Under the superb direction of Estelle Parsons, a doyenne of American theater--visit her interview on the AMERICAN ROT LaMaMa website—with Associate Directors Myla Pitt and Martha Gehmann, the complex dramaturgy of this play is realized with precision of movement and imbued with emotional power. The two central characters, Walter Scott and Jim Taney meet in a café in New Jersey somewhere along Interstate 95 sometime in 2023/4. Walter Scott is a descendant of Dred Scott and Professor of History at the University of Virginia. Jim Taney, a descendant of Supreme Court Justice Roger Brooke Taney, is a journalist who came down from Vermont, specifically to meet with Walter Scott. Both are mature men with significant professional achievements and intend on displaying and protecting their respective high moral ground, in part based on historical legacy and in part on personal efforts dealing with that legacy. Thus the nexus between the personal and the American national legacy is established from the outset. Both characters, Walter Scott, played by Count Stovall, and Jim Taney, played by John L. Payne, undergo a process of emotional purgatory as they unravel (or unpeel) bit by painful bit their underlying motivations for this meeting. Both actors are magnificent in their differentiated portrayal of their moral principles and their gradual discovery of the complex tensions and even hypocritical social processes and relationships between Blacks and Whites in the political iterations over time. They are both haunted by their ancestors who are the present ghosts in the play: Dred Scott, played elegantly by Leland Gantt, observes the stage proceedings from the background and steps down to Walter Scott, interjecting himself at a critical emotional highpoint. Timothy Doyle plays Roger Brooke Taney, grayish-white face topped by a blond disheveled coif, he sits dressed in a faded judicial robe and 19th century black frock, at the café counter, gaunt like a wasted ghost, diffidently listening or ignoring the dialogue and actions behind his back, until he rises to his full height and speaks to the assembled.

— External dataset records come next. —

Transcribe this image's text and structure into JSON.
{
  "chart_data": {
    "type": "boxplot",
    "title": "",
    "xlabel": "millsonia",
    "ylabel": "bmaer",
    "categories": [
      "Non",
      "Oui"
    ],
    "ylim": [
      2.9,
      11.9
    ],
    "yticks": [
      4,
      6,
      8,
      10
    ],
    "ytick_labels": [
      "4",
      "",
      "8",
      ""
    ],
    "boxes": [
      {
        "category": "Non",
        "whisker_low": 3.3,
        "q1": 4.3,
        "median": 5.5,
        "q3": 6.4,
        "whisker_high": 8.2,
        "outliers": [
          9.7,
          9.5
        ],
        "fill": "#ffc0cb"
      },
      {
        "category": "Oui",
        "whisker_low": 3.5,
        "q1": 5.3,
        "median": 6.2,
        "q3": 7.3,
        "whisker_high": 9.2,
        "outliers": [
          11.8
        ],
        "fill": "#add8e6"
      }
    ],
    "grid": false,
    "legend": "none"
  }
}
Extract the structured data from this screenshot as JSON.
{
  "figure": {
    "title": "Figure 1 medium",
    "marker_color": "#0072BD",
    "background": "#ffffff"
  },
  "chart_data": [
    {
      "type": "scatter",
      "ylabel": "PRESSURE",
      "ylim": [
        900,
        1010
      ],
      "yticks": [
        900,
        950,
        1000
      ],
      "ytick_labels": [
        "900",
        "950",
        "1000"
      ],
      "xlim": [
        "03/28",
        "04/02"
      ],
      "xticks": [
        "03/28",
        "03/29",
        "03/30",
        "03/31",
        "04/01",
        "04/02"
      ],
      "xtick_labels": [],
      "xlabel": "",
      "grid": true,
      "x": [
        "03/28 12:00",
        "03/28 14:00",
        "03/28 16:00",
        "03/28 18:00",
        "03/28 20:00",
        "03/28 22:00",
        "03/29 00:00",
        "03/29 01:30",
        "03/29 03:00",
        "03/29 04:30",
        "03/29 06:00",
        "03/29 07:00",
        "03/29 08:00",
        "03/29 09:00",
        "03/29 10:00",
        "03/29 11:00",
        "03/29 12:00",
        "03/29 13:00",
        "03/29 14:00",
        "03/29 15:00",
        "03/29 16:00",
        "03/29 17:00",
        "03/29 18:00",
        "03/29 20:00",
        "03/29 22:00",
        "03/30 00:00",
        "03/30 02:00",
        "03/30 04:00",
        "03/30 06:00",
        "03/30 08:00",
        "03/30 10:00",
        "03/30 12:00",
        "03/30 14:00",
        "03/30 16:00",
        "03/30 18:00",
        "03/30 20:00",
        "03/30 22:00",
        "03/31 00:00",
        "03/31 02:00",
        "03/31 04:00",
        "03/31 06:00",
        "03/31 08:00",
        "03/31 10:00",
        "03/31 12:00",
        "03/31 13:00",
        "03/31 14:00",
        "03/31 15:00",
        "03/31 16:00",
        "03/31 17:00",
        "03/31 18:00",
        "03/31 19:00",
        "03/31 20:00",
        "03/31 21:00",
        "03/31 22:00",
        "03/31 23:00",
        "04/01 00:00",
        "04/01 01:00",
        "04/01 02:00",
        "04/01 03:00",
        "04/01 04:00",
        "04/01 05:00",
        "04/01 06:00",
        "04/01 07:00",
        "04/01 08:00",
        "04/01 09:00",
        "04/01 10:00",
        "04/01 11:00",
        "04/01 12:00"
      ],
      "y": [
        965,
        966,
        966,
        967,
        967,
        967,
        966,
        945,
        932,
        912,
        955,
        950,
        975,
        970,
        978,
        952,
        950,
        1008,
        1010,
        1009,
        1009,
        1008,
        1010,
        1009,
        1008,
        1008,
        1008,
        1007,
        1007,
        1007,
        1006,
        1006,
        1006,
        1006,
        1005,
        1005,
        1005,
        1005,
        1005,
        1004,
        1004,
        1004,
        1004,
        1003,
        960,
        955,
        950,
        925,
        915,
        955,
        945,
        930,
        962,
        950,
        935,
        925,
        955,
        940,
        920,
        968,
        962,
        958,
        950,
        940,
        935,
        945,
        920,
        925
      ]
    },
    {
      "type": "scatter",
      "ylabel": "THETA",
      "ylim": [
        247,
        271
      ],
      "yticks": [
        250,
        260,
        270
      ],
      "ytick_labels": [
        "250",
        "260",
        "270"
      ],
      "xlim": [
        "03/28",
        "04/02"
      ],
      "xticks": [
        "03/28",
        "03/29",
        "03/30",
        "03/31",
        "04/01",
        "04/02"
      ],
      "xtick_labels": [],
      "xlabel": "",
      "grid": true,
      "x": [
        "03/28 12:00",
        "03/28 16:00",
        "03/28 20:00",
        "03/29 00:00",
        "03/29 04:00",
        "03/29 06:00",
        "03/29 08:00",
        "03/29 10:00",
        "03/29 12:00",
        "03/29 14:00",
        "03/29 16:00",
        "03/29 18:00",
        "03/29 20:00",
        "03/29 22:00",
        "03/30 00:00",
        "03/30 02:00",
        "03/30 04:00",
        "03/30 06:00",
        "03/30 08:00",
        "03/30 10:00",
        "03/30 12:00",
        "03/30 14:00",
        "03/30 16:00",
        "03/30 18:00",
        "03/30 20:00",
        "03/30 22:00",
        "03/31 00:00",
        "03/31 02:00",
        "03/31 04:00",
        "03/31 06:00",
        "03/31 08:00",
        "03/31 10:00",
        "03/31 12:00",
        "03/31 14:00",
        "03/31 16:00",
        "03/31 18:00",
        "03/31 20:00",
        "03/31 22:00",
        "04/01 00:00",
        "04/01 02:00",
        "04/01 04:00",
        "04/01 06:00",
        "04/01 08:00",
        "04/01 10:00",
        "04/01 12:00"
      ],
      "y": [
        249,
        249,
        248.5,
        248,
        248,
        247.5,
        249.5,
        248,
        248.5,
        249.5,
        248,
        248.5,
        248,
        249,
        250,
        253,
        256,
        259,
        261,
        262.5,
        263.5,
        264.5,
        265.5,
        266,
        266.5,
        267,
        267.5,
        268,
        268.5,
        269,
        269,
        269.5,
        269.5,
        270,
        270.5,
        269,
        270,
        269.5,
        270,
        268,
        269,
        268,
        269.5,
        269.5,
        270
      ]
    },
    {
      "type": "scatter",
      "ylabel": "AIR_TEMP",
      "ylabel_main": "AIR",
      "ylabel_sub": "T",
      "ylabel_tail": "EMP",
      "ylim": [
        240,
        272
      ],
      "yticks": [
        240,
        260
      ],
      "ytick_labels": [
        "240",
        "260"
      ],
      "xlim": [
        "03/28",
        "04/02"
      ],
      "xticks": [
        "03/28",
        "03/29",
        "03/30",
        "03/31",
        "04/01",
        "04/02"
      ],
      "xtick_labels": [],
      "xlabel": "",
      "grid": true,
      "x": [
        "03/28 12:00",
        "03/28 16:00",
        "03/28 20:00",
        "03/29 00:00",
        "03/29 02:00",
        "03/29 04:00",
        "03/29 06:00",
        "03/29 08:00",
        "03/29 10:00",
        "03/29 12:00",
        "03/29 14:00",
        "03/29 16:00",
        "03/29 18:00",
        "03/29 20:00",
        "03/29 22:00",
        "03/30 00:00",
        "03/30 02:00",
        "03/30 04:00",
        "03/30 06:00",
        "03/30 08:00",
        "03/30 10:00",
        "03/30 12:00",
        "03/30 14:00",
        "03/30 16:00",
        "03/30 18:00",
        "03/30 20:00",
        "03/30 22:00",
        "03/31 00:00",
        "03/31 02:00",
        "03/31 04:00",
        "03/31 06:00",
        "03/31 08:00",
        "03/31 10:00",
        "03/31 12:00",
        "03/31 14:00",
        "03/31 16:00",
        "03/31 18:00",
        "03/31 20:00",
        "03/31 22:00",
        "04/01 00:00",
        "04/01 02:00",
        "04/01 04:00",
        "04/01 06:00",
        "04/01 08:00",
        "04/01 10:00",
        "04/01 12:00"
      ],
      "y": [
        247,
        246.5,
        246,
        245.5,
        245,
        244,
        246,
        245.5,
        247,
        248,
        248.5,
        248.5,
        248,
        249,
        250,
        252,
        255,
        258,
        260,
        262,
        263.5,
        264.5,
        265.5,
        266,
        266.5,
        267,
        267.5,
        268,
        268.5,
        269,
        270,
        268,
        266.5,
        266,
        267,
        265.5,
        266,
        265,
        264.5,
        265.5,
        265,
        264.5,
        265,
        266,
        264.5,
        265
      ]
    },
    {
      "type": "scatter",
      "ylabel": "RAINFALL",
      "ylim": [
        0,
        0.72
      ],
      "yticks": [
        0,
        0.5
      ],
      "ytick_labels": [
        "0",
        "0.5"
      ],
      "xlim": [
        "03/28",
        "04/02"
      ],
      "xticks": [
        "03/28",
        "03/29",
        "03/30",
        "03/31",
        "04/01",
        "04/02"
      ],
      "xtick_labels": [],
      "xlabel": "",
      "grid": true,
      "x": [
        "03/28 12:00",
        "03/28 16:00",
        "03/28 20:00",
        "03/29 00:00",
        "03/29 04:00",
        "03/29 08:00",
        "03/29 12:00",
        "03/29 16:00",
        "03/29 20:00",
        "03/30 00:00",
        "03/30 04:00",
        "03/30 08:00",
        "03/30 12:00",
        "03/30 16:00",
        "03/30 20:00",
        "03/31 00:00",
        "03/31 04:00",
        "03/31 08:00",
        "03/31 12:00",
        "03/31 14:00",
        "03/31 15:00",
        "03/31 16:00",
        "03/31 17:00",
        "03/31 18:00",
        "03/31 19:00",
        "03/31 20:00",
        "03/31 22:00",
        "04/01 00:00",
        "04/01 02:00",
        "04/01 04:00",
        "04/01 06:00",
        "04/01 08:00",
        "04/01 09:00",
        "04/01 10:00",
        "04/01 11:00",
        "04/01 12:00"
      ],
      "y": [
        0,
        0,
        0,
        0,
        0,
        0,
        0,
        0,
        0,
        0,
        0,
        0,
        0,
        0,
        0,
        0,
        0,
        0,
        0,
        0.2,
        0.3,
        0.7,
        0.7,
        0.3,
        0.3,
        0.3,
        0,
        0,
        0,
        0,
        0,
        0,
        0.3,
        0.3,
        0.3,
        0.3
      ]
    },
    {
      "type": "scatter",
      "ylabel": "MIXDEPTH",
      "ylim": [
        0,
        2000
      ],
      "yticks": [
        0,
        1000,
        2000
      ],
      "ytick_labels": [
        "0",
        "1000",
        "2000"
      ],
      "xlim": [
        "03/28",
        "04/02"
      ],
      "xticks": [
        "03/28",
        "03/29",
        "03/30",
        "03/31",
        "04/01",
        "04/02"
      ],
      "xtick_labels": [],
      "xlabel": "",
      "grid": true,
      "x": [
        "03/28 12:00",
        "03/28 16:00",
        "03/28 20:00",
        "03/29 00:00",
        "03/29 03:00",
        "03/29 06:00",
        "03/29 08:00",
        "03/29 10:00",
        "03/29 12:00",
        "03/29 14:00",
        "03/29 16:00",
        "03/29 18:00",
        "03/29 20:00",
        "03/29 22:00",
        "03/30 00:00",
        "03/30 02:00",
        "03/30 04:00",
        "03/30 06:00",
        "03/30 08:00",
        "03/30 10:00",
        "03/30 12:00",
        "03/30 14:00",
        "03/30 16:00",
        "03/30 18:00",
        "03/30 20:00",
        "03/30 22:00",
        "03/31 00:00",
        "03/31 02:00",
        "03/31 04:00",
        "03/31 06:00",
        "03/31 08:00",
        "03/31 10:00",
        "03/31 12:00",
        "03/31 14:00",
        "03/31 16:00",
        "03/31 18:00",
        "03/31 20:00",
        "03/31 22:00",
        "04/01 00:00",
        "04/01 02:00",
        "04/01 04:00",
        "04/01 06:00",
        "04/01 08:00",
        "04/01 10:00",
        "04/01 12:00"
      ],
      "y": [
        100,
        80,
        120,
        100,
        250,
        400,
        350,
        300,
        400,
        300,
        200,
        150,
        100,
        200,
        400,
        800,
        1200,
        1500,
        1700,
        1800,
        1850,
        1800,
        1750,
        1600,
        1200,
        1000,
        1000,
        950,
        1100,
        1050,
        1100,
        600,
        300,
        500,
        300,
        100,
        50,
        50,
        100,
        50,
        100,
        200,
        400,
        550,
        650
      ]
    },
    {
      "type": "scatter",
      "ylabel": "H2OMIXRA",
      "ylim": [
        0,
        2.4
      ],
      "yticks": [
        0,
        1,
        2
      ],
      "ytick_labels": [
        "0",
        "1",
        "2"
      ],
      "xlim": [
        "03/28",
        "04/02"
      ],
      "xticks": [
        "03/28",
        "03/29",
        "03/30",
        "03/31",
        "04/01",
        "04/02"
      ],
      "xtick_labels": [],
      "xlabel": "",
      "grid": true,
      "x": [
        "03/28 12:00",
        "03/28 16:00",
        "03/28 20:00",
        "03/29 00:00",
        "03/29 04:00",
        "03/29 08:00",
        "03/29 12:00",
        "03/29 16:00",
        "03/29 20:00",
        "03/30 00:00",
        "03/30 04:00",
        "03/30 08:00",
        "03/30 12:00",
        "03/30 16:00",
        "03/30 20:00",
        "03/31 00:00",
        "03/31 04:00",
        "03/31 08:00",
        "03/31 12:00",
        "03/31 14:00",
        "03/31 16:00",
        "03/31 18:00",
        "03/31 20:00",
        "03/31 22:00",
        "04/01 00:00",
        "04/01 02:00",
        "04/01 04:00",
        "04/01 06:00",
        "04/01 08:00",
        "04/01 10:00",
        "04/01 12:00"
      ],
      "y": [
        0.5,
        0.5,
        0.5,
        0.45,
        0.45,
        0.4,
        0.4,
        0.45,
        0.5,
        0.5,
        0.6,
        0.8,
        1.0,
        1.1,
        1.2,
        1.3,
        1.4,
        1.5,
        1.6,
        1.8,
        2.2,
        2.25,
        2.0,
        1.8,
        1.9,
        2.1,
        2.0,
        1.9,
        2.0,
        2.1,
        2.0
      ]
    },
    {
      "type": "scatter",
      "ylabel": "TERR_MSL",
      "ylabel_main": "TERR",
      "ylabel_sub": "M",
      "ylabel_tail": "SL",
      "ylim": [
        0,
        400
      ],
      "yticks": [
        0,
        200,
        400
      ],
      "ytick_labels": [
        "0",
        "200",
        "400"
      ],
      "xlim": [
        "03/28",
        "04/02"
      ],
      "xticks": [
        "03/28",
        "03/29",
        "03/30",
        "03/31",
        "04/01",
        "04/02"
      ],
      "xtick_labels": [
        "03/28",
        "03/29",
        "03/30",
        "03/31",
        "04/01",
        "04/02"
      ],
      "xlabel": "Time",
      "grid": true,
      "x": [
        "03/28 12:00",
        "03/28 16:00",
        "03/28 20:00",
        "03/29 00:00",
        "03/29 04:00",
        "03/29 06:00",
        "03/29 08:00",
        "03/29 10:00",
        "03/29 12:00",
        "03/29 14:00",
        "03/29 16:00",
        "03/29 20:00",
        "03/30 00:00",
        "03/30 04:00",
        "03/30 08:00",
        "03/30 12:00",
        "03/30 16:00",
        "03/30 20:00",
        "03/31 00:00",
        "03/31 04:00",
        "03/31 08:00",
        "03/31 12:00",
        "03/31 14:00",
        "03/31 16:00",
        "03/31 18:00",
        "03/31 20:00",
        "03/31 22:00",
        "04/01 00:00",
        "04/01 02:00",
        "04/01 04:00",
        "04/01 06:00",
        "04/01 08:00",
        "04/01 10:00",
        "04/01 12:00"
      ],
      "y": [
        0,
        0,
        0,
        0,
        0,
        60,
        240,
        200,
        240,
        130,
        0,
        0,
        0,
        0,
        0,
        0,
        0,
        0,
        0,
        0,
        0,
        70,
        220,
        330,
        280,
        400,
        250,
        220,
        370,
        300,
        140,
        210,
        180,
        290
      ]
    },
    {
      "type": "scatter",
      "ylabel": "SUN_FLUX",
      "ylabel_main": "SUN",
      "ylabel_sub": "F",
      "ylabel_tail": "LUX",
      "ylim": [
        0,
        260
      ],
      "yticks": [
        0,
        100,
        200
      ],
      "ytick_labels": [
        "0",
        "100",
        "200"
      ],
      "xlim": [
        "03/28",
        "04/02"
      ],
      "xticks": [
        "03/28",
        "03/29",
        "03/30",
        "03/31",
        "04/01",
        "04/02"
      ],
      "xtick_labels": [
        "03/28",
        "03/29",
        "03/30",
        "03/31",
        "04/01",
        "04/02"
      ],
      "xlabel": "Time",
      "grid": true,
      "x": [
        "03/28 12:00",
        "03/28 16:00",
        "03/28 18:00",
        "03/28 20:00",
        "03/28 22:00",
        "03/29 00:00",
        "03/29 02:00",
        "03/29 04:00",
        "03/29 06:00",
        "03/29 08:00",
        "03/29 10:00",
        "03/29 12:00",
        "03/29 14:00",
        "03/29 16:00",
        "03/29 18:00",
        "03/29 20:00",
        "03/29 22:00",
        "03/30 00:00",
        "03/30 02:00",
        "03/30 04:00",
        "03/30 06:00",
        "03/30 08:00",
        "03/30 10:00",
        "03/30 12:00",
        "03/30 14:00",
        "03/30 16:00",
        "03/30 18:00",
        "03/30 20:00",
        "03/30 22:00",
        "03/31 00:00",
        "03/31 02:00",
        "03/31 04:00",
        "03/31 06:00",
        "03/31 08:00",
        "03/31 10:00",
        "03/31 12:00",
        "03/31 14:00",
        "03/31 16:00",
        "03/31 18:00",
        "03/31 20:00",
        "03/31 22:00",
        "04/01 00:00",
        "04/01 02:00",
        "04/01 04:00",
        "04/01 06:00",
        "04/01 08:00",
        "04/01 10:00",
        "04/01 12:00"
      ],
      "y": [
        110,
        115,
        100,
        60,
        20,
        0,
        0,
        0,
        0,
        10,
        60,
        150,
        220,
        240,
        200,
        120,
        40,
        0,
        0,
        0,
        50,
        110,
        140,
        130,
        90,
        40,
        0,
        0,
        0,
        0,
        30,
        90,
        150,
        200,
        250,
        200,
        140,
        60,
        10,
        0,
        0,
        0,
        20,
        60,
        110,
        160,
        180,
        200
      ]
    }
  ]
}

Walter Scott & Jim Taney surrounded by Jacquie Scott, Carlotta, Ujimaa, DJ, Nancy, Tom, Justice Roger Brooke Taney, Becki, Alva, in back Carey. Photo by Steven Pisano.

In addition to these four characters, an ensemble of actors is seated on a higher level upstage around small café tables. Upstage right near Dred Scott are the Black actors who are associated with Dred Scott: Walter Scott’s daughter Ujimaa (DeAnna Supplee), his wife Jacqui (Richarda Abrams), young D.J. Scott (Lawrence Stallings), the Everyman police victim, and Carlotta (Burnadair Lipscomb-Hunt) a wise elderly woman . Upstage left are white actors who associate with Jim Taney, at one table his wife Nancy Taney (Mila Pitt) and their daughter Alva (Aprey Godfrey-Barule) , behind them Walter’s younger brother Carey Taney (Jason Furland) and young “would-be rapper” Tom (Lash Dooley). The white Southern “supremacist” waitress Becki (Suzanne Di Donna) dashes about keeping water glasses and coffee cups filled—she poignantly ignores Walter Scott! The ensemble functions as individuals who interject comments or enter the dialogue between Walter and Jim. They also perform as the chorus at times like a protest group (BLM) or dance and sing like a chorus line in a musical with choreography by William Whitener and music composed by Ms. Tillingsley, Tyler Bernhardt, and Dag Markhus.

Before the actors enter, Nina Simone is heard in low volume, singing “Mississippi Goddamn” with the line “I don’t belong here, I don’t belong there…” And then a pool of reddish light upstage reveals Chief Standing Bear (Francisco Solorzano), in full regalia, a large feather topping his head. His incantation “O-YEZ, O-Yez, O-Yez” is followed by a vision in which he describes standing with his wife and child by a strange mighty river along the bloody “Trail of Tears.” He clearly embodies the other “Original Sin” in American history: the displacement and decimation of the native population. The brief ritual finished, the light changes abruptly, and Becki, the waitress rips the feather from his head, sticks it into her own hair behind her ear, and throws an apron on him. Now Chief Standing Bear is Jesus, the busboy behind the counter. The play is a masterful dramatic compendium of collective pain and the production a powerful rendering of the collective ills within American society and history.